Not a full answer as I don't have time to rewrite your code, but:
Unlike PKCS7/CMS/SMIME where an embedded (also called encapsulated) signature contains the data within the SignedData structure, in PGP a (non-detached) signed message is just a series of packets:
a "One-Pass Signature" packet, which announces the algorithms to be used
the data, normally as a "Literal Data" packet, but optionally can be a "Compressed Data" packet containing the "Literal Data"
a "Signature" packet, containing (to no one's great surprise) the signature of the data
See rfc4880 11.3. Technically there is also defined an older format which doesn't use the "One-Pass" packet and has the Signature packet before the data, but in practice that is obsolete.
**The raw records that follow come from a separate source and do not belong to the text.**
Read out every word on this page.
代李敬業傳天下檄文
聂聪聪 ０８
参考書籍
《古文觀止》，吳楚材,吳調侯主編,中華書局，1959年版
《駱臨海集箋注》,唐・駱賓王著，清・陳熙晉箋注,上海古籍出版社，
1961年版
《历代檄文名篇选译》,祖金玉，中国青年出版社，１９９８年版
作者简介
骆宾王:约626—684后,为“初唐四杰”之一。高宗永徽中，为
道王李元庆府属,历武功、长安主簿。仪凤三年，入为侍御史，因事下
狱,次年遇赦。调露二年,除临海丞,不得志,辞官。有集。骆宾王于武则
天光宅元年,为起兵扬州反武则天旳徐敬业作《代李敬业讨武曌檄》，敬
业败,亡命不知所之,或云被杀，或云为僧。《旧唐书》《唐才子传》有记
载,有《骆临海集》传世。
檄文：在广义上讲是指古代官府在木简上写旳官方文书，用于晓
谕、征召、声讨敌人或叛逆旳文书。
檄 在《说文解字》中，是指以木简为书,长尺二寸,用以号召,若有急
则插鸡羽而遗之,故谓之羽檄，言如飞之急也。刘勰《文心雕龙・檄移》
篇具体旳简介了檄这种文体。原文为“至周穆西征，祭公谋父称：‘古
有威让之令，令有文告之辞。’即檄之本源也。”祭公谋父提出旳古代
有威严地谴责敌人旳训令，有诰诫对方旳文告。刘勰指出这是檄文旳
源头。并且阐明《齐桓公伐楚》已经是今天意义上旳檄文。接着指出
In contrast a Signature packet by itself, which is what your code generates, is a detached signature, per 11.4 (one page down from the above link).
To generate the 'embedded' signed-message in BCPG, you must therefore
generate the One-Pass packet
write the data into a Literal packet (or Compressed/Literal packets) AND update the signature with that data; it's most convenient to do these together, although it would be sufficient to do them separately as long as both are in fact done and consistent
generate the Signature packet
See How to sign and verify the file in JAVA for a working example (after the correction in my answer) or https://github.com/bcgit/bc-java/blob/main/pg/src/main/java/org/bouncycastle/openpgp/examples/SignedFileProcessor.java .
When you (only) encrypt data in PGP you must first embed it in a Literal packet, or more commonly (and usually the default) Compressed/Literal packets, but when you sign-then-encrypt the signed-message is already a PGP message and is fed directly into Encrypted, or (again) more commonly into Compressed into Encrypted. I don't have to hand a good reference for that part.